In the skies above Britain and across the Asia-Pacific, a green revolution is accelerating—not in the fields, but in the jet streams. Two major international moves this month signal that Sustainable Aviation Fuel (SAF) is no longer a niche technology but a critical pillar of the future of flight. And as Earth-bound aircraft start to go green, a tantalizing question arises: can space travel do the same?
The United Kingdom has taken a decisive step in accelerating SAF adoption by raising its co-processing blend limit from 5% to 30%. Endorsed by the UK Ministry of Defence and enshrined in Defence Standard 91-091, this regulatory leap allows waste oils and renewable feedstocks to be refined alongside fossil fuels—without requiring massive infrastructure overhauls.

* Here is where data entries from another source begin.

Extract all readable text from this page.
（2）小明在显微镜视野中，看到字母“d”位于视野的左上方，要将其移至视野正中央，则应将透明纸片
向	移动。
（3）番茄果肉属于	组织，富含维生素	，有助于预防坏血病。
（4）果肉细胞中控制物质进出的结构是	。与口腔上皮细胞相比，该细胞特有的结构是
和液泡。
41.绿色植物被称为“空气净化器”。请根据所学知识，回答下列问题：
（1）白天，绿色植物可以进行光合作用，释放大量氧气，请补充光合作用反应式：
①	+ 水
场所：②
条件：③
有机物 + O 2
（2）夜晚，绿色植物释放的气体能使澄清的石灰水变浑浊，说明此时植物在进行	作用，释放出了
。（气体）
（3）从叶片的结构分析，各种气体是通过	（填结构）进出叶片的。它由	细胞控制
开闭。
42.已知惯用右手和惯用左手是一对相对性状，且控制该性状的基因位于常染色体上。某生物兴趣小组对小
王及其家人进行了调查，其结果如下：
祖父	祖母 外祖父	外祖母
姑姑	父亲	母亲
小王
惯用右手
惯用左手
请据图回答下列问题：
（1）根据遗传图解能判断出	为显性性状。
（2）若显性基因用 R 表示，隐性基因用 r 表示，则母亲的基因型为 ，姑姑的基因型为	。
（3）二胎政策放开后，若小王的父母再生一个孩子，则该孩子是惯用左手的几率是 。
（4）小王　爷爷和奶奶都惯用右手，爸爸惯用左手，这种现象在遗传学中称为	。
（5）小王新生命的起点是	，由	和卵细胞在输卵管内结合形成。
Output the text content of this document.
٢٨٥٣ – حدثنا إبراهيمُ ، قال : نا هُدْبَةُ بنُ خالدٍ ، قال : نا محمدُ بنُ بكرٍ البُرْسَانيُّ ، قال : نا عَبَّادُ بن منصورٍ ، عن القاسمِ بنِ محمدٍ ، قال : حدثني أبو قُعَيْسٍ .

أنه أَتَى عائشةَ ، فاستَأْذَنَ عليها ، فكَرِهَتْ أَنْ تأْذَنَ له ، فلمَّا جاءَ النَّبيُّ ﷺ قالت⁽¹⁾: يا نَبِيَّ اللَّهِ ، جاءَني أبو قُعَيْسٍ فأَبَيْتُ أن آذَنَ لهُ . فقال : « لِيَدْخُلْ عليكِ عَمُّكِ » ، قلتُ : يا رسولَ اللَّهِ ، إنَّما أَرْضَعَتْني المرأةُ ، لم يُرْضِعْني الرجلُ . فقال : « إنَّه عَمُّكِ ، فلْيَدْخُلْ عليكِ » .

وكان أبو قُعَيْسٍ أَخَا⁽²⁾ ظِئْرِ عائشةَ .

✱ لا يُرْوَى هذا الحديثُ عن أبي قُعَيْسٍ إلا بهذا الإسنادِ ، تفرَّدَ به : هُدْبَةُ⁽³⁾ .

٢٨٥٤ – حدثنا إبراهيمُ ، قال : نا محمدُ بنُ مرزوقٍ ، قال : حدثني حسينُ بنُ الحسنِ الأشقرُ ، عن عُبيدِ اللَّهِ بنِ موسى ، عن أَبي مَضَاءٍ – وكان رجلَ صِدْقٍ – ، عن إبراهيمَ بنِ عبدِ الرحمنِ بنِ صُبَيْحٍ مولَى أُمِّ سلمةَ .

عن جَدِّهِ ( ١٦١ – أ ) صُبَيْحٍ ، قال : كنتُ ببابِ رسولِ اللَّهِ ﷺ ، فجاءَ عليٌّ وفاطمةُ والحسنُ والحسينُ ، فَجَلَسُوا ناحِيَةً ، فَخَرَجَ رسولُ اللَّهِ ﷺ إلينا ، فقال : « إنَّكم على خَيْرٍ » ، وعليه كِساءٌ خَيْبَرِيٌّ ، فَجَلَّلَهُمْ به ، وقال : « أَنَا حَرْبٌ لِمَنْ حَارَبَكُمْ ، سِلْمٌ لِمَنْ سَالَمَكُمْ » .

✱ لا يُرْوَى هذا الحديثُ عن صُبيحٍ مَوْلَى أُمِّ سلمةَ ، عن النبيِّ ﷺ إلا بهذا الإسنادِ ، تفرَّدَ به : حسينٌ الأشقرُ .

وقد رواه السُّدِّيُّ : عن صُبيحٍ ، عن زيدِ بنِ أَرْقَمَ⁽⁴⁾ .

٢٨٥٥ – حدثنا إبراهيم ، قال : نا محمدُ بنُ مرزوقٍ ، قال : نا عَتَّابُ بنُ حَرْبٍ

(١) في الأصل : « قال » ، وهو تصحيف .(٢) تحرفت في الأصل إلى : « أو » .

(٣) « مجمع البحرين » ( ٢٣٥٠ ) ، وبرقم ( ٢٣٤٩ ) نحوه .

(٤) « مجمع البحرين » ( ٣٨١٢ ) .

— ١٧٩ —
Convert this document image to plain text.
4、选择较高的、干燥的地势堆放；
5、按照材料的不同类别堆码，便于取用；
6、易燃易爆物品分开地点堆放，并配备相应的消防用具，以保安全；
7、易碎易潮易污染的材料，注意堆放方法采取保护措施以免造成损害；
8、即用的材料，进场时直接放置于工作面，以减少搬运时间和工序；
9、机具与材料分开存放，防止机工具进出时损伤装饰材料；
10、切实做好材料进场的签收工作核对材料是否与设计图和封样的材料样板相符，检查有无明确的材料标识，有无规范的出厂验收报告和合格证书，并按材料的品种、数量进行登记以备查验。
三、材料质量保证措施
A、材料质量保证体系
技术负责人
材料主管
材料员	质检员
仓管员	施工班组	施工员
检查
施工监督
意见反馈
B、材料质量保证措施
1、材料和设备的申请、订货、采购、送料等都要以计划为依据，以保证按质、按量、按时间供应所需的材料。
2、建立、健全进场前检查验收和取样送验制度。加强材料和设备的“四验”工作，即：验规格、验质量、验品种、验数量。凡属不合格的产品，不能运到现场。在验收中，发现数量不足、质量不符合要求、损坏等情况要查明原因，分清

Industry players like BP and the International Air Transport Association (IATA) have applauded the move, highlighting that SAF produced under these standards meets rigorous global aviation fuel benchmarks such as ASTM D1655. This isn’t a backdoor greenwashing scheme. It’s vetted, safe, and compatible with existing jet engines.
The UK’s action sends a powerful signal to the global market: SAF isn’t tomorrow’s promise—it’s today’s policy.
Meanwhile, Singapore’s GenZero, in partnership with the World Economic Forum, has launched the Green Fuel Forward Initiative, aiming to scale SAF across the Asia-Pacific region. This initiative unites airlines, aerospace manufacturers, and financiers to create a self-sustaining SAF market—one that can meet the demand of one of the world’s fastest-growing aviation hubs.
Where the UK is setting standards, GenZero is building ecosystems. Together, these initiatives create a transcontinental roadmap for clean flight.
Despite the momentum, experts caution against declaring SAF a silver bullet. While SAF can reduce lifecycle emissions by up to 80% compared to conventional jet fuel, this is contingent on the sustainability of feedstocks, regional production capabilities, and carbon accounting accuracy. Feedstock availability, economic viability, and infrastructure bottlenecks all remain significant hurdles.
In short: cleaner skies are coming—but we’re not off the hook yet.
Companies like Virgin Galactic, Blue Origin, and SpaceX are pushing commercial spaceflight into the mainstream. But their environmental footprint is enormous. One rocket launch can emit hundreds of tons of CO₂ and black carbon, which lingers in the stratosphere, disrupting climate systems more than emissions at lower altitudes.
Some progress is being made. Blue Origin uses liquid hydrogen and liquid oxygen—fuels that, when combusted, emit only water vapor. But hydrogen’s production is often energy-intensive, and other space companies still rely on kerosene-based propellants.
Startups and research labs are quietly experimenting with green rocket fuels made from bioethanol, renewable methane, or even algae-based feedstocks. But these remain in early stages, with limited commercial uptake.
Could SAF tech inspire the next leap? Perhaps. SAF producers like Gevo, Neste, and Velocys are already investing in Fischer-Tropsch and gasification technologies that could be adapted for high-energy rocket fuel equivalents.
For investors with one eye on Earth and the other on the stars, SAF is emerging as one of the most promising clean tech sectors. Here are a few companies at the forefront:
Neste (Finland): The world’s largest SAF producer, partnering with airports and airlines globally.
Gevo (NASDAQ: GEVO): A US-based innovator turning agricultural waste into renewable jet fuel.
Velocys (UK): Converts municipal and forest waste into aviation-grade hydrocarbons.
XCF Global (NASDAQ: XCF): Set to become the only pure-play SAF producer on the US public market after acquiring New Rise Renewables.
SkyNRG (Netherlands): A pioneer in SAF deployment, collaborating with airports and corporate clients.
Shell and World Energy: Though fossil giants, both are investing heavily in SAF R&D and infrastructure.
Flying sustainably is no longer science fiction. But guilt-free air travel—let alone guilt-free space tourism—isn’t as simple as swapping fuels. It requires layered transformation: regulatory reform, feedstock innovation, public-private collaboration, and bold investment.